Actu patrimoine.
Publicité
970 × 90
← Actu patrimoine Placement alternatif

Investir dans les startups : comment les particuliers y accèdent enfin

Par La rédaction — Actu patrimoine · Publié le · Mis à jour le

Financer une jeune entreprise en échange de parts n'est plus réservé à un cercle fermé. Les plateformes régulées ont ouvert cette possibilité — avec un profil de risque qu'il faut regarder en face.

En bref — Le financement de startups par des particuliers passe par des plateformes régulées, à partir de quelques centaines d'euros. Le potentiel est élevé, le taux d'échec aussi : c'est un investissement de diversification extrême.

Comment ça fonctionne

Une plateforme sélectionne des entreprises en recherche de financement et présente leur dossier. Les particuliers souscrivent des parts, individuellement ou via un véhicule commun.

En France, ces plateformes doivent être agréées et respecter des obligations d'information et de sélection.

Publicité
300 × 250

Le profil de rendement, expliqué honnêtement

Le financement d'entreprises jeunes suit une règle constante : une majorité de participations ne rapporte rien ou peu, une minorité rapporte beaucoup, et l'ensemble dépend entièrement de ces quelques réussites.

Répartition typiqueRésultat
Environ la moitié des dossiersPerte totale ou partielle
Un tiers environRemboursement sans gain notable
Une petite minoritéMultiple élevé qui porte l'ensemble

Cette structure a une conséquence directe : investir dans une seule entreprise revient à jouer à pile ou face. La diversification sur un grand nombre de dossiers n'est pas un conseil de prudence, c'est la condition même du fonctionnement.

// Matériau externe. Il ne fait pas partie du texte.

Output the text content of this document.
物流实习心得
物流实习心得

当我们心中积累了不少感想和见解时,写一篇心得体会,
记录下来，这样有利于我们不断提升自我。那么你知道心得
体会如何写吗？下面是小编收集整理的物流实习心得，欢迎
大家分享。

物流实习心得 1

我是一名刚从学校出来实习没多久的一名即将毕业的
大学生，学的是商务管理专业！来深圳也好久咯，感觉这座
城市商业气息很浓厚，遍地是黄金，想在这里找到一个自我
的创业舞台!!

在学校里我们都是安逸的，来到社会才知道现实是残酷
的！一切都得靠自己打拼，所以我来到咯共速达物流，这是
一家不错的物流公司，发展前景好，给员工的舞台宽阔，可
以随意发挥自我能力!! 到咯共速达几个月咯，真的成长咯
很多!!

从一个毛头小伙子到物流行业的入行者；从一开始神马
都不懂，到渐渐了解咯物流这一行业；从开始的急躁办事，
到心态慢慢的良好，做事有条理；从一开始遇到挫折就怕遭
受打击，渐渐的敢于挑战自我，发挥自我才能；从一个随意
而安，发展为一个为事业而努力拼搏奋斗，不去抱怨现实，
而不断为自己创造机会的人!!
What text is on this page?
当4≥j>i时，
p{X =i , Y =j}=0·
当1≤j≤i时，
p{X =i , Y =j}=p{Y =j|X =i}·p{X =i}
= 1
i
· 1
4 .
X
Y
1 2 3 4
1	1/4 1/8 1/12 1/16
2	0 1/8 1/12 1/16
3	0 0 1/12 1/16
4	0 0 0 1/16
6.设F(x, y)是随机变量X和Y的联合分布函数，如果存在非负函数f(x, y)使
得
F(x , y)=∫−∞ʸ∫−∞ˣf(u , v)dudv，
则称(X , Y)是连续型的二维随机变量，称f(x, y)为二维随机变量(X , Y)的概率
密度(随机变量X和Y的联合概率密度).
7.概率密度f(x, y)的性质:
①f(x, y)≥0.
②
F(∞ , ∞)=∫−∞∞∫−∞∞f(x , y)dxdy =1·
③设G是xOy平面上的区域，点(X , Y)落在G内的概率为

L'avantage fiscal, et son piège

Certains dispositifs offrent une réduction d'impôt à la souscription, en contrepartie d'une durée de conservation minimale.

Le piège consiste à choisir un dossier pour l'avantage fiscal plutôt que pour sa qualité. Une réduction d'impôt sur un investissement qui perd toute sa valeur reste une perte.

Les vérifications avant de souscrire

La plateforme est-elle agréée par le régulateur français.

L'entreprise a-t-elle déjà des clients et un chiffre d'affaires, ou seulement un projet.

Les fondateurs ont-ils déjà mené une entreprise, et à quel résultat.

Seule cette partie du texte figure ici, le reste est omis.